| > Modern vehicle weigh multiple tons, what's a half-ton battery really matter? The Tesla Model S weights about 2100kg. The Tesla Model S battery weights about 540kg. This means that a 1500kg car is forced to pack an additional 540kg to be able to store energy. That's an additional 30% of the mass that you need to accelerate and brake. People do care about that. In the very least, the battery mass is responsible for an effective drop in energy efficiency of around 30% just to cart someone around. > Finally, electric cars charge at ~96% efficiency, while hydrogen is something like 40%. I, for one, am not interested in paying 3x per mile. This claim has little substance and credibility. For starters, if you factor in how much additional energy you need to waste just to pack along a massive half ton battery, you'll eventually realize that the effective energy waste of a EV is not much different than the hydrogen one. I mean, the point of a EV is not to have it parked on the driveway, charge a battery, and proceed to boast about how that was very efficient. Your goal is to move around, and moving that massive half ton beast of a battery along with you wastes a lot of energy too. Also, battery efficiency is around 80%, which naively sounds a far improvement over fuel cell's lauded 40% efficiency. However, a Li-Ion battery weights half a ton and represents around 1/3 of a EV's mass, which also requires energy to be moved around. For reference the fuel cell of a Toyota Mirai is only 40kg, less than the weight of an adult passenger. Once you do your math you'll quickly notice the effective energy use is not that different. And then there's the cost argument. The typical back-of-the-napkin figure for how much EVs cost to run is around 500€/year. Even if you bump that up to twice the cost, that price is eclipsed by the huge markup that you're already paying for an EV. I mean, a Tesla Model S costs about a century worth of energy bills before it even gets it's tires dirty. Playing the frugality card with the current batch of EVs lacks any credibility and is, at best, being penny wise and pound foolish. |
I think this is the wrong angle to look at the issue.

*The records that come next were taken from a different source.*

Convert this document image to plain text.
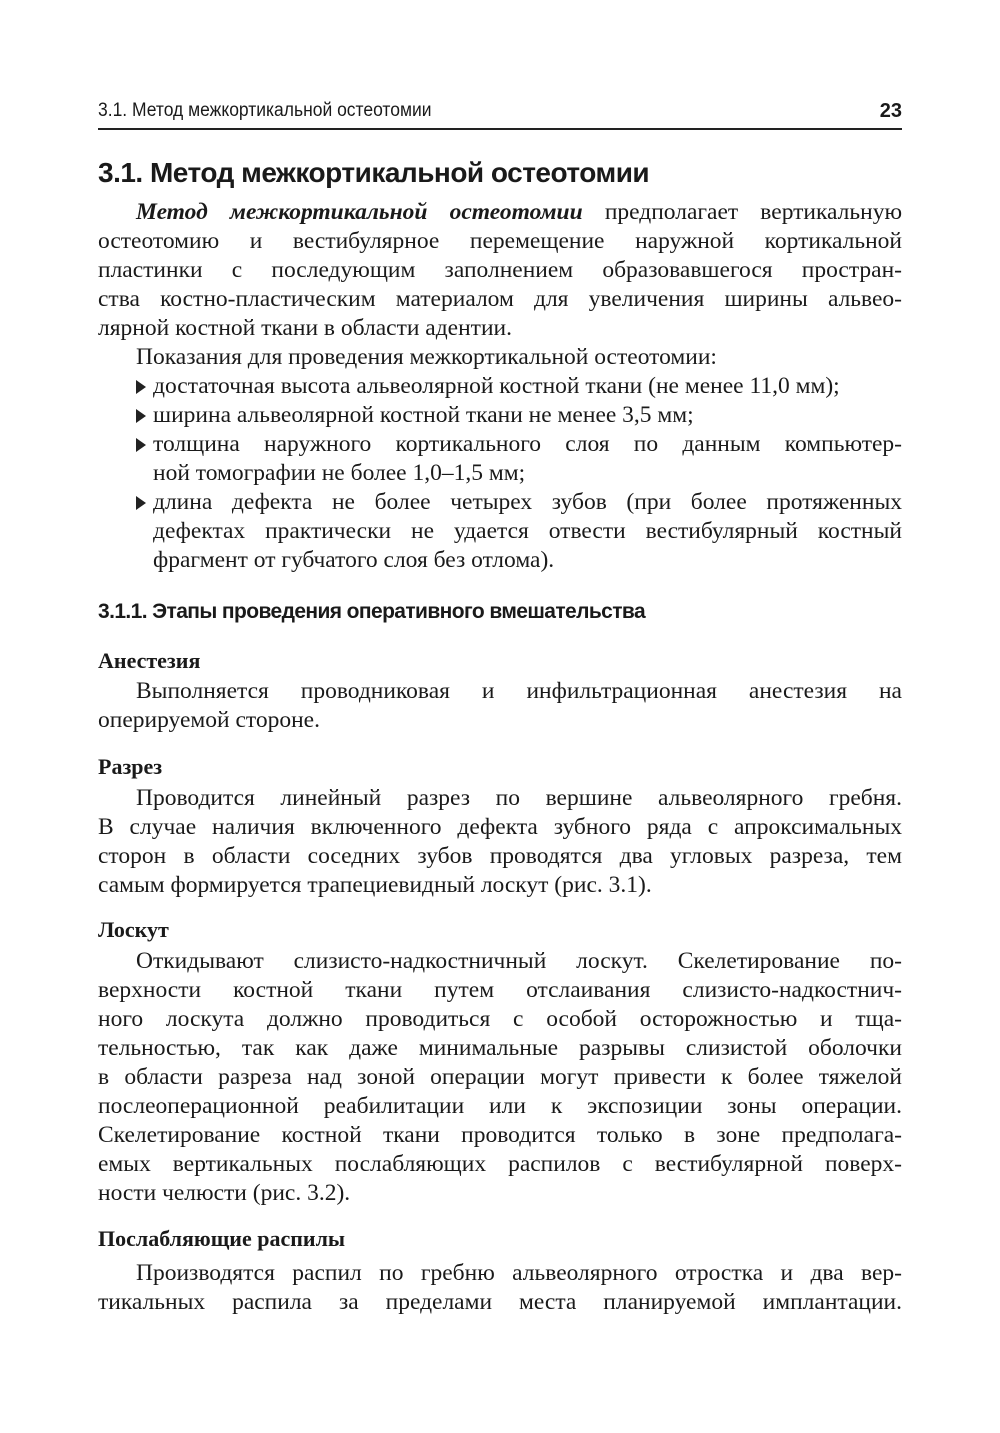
3.1. Метод межкортикальной остеотомии	23
3.1. Метод межкортикальной остеотомии
Метод межкортикальной остеотомии предполагает вертикальную
остеотомию и вестибулярное перемещение наружной кортикальной
пластинки с последующим заполнением образовавшегося простран-
ства костно-пластическим материалом для увеличения ширины альвео-
лярной костной ткани в области адентии.
Показания для проведения межкортикальной остеотомии:
достаточная высота альвеолярной костной ткани (не менее 11,0 мм);
ширина альвеолярной костной ткани не менее 3,5 мм;
толщина наружного кортикального слоя по данным компьютер-
ной томографии не более 1,0–1,5 мм;
длина дефекта не более четырех зубов (при более протяженных
дефектах практически не удается отвести вестибулярный костный
фрагмент от губчатого слоя без отлома).
3.1.1. Этапы проведения оперативного вмешательства
Анестезия
Выполняется проводниковая и инфильтрационная анестезия на
оперируемой стороне.
Разрез
Проводится линейный разрез по вершине альвеолярного гребня.
В случае наличия включенного дефекта зубного ряда с апроксимальных
сторон в области соседних зубов проводятся два угловых разреза, тем
самым формируется трапециевидный лоскут (рис. 3.1).
Лоскут
Откидывают слизисто-надкостничный лоскут. Скелетирование по-
верхности костной ткани путем отслаивания слизисто-надкостнич-
ного лоскута должно проводиться с особой осторожностью и тща-
тельностью, так как даже минимальные разрывы слизистой оболочки
в области разреза над зоной операции могут привести к более тяжелой
послеоперационной реабилитации или к экспозиции зоны операции.
Скелетирование костной ткани проводится только в зоне предполага-
емых вертикальных послабляющих распилов с вестибулярной поверх-
ности челюсти (рис. 3.2).
Послабляющие распилы
Производятся распил по гребню альвеолярного отростка и два вер-
тикальных распила за пределами места планируемой имплантации.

A 2100kg EV requires 25% of its total mass to support the energy storage, generation and transfer in order to provide a range and performance profile people are generally happy with.
What is the fraction for a new ICE vehicle with similar profile? The combustion engine weighs... how much? Then add the weight of a 60% full fuel tank to allow for roughly the average deadweight haul between refills. Then include the weight of the exhaust system.
And finally, we have to include the weight of the drivetrain. How much of the total weight in an ICE is dedicated to power transfer from engine to wheels? How much in a modern EV?
Energy storage and generation is only a part of the picture, getting it to the wheels is what makes a car actually perform its function. We should include these numbers to get a meaningful comparison.